Claudia Cartee is a skilled potter with an eclectic background. Her father’s family was and is based in Seminary, Mississippi. Claudia was born in Orange County, California, where her father cultivated the craft of mold making for pottery and her mother painting pieces. They soon collaborated in the making and sales of slip-cast earthenware. (Slip-casting is a technique for mass-producing pottery and is especially apt for shapes that can’t be done on a potter’s wheel.) When Claudia was nine years old, the family returned to Seminary. She helped trim pieces and kept the shop clean and orderly. She credits her mother as her inspiration for decorating pottery, and her father for her work ethic.

When Claudia was fifteen, she saw someone throw a piece on a potter’s wheel and was captivated. She taught herself to make small bowls, watched her mother carve and glaze, and made a series of student pieces that won the student division in a show. But pottery would be put on hold for a while. Her father insisted that she major in business in junior college. She moved back to California, finished her AA degree, and got a job with International Harvester in San Diego. Within six months, she was the company head’s executive secretary, a job she held for three years. But her heart remained in the world of pottery. She returned to blue jeans and completed a degree in art at California State University in Fullerton, working at a pottery studio part-time. She met her future husband there: Troy was then a pottery inspector. She set up her own studio in California, but everything was too expensive, so, in 1974, returned to the land her father had never sold in Seminary, Mississippi, where she remains. She and Troy built their home, taking some 32 years to get it right. They have revamped her studio several times and have a gallery underway.

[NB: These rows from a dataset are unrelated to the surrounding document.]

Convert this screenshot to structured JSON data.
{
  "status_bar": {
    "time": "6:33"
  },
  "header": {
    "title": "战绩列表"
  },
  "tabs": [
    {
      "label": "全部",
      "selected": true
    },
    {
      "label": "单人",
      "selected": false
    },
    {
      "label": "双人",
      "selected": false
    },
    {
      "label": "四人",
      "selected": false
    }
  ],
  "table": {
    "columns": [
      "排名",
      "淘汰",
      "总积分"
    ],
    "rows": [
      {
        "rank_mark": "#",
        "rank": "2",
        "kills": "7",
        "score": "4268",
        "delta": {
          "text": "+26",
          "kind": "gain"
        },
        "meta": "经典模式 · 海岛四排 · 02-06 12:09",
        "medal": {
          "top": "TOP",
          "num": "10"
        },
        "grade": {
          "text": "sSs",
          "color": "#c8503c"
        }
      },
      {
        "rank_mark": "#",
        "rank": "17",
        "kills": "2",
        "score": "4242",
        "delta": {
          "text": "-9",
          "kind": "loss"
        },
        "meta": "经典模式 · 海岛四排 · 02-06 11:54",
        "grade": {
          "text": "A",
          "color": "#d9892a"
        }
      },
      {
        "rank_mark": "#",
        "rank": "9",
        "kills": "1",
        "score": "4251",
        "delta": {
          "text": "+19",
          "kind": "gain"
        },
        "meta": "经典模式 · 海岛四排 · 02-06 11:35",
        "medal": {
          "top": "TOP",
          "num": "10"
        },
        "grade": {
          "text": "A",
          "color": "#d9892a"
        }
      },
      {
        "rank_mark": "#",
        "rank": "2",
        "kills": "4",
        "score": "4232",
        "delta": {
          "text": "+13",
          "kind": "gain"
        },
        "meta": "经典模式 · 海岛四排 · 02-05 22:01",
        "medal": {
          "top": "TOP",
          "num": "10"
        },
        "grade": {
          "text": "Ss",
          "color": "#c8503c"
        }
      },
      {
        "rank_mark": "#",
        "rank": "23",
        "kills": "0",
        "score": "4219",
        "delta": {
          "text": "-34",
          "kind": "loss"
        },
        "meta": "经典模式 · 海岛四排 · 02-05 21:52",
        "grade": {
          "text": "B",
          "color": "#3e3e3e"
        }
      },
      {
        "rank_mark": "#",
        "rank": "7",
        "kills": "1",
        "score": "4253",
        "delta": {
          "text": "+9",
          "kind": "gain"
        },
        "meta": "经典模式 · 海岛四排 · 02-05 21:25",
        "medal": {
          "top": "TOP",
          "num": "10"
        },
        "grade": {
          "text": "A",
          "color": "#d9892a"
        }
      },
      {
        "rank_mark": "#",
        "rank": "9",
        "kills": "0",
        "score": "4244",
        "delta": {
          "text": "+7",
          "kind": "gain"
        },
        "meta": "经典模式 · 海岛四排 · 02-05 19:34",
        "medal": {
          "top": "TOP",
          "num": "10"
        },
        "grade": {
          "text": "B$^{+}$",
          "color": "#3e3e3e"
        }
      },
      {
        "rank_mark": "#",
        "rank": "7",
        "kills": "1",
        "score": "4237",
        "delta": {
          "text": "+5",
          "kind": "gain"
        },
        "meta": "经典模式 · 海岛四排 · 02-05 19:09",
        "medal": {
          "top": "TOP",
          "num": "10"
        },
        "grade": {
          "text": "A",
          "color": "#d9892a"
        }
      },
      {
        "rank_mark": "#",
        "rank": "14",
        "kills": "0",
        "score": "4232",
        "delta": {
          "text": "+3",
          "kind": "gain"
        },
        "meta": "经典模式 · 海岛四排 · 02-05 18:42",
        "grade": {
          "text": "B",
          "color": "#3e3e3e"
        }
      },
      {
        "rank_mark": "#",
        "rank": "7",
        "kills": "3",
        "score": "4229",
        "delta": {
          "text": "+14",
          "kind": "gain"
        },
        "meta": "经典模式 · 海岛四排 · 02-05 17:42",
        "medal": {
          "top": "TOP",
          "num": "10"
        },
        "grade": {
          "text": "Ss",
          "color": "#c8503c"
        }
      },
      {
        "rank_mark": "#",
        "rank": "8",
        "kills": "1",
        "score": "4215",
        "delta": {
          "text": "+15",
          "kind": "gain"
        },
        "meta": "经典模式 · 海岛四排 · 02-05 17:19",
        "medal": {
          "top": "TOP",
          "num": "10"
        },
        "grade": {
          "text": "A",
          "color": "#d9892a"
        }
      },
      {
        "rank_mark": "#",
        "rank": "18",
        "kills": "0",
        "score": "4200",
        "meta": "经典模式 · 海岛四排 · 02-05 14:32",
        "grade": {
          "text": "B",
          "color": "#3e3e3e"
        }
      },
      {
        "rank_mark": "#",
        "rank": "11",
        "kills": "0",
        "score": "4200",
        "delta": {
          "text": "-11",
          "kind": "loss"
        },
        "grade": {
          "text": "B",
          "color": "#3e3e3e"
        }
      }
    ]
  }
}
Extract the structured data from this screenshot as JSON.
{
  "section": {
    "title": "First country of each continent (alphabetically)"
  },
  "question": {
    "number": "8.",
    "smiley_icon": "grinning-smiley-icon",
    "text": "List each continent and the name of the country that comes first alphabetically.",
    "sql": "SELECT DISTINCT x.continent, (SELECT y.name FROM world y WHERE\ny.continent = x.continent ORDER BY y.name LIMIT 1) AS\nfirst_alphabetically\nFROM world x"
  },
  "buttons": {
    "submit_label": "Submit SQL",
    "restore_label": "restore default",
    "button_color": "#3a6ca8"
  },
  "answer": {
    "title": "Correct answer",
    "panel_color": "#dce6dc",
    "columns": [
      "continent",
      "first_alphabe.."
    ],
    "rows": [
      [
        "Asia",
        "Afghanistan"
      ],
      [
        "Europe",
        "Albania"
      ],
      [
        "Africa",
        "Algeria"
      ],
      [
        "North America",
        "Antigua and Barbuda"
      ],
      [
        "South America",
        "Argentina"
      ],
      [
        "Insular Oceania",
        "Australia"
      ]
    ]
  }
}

Claudia feels that her mental skills, craftsmanship, and glazes all have improved over the years. Now that she has put aside the time-consuming and physically-taxing burden of going to shows—Troy: “Why couldn’t you have made jewelry?!?!—she has more time to concentrate on artistic decisions. In one popular artistic break from functional pottery, she makes what are called river dolls. A woman with whom she was going to share a show wanted the show to include some anthropomorphic figures. Claudia was fly-fishing in Colorado at the time, looked down, saw three stones in graduated sizes arranged like a doll, and was in business! Other pieces fall between her mainstay of beautiful dinnerware and primarily artistic work, such as what she calls her tulip series of Japanese-inspired small pieces. She’s often working on a new glaze, and always developing new ideas in dinnerware. She loves to cook and loves a beautiful presentation. She loves to seek aesthetic common ground with patrons. All of this works together: she foresees lots of wonderful changes coming.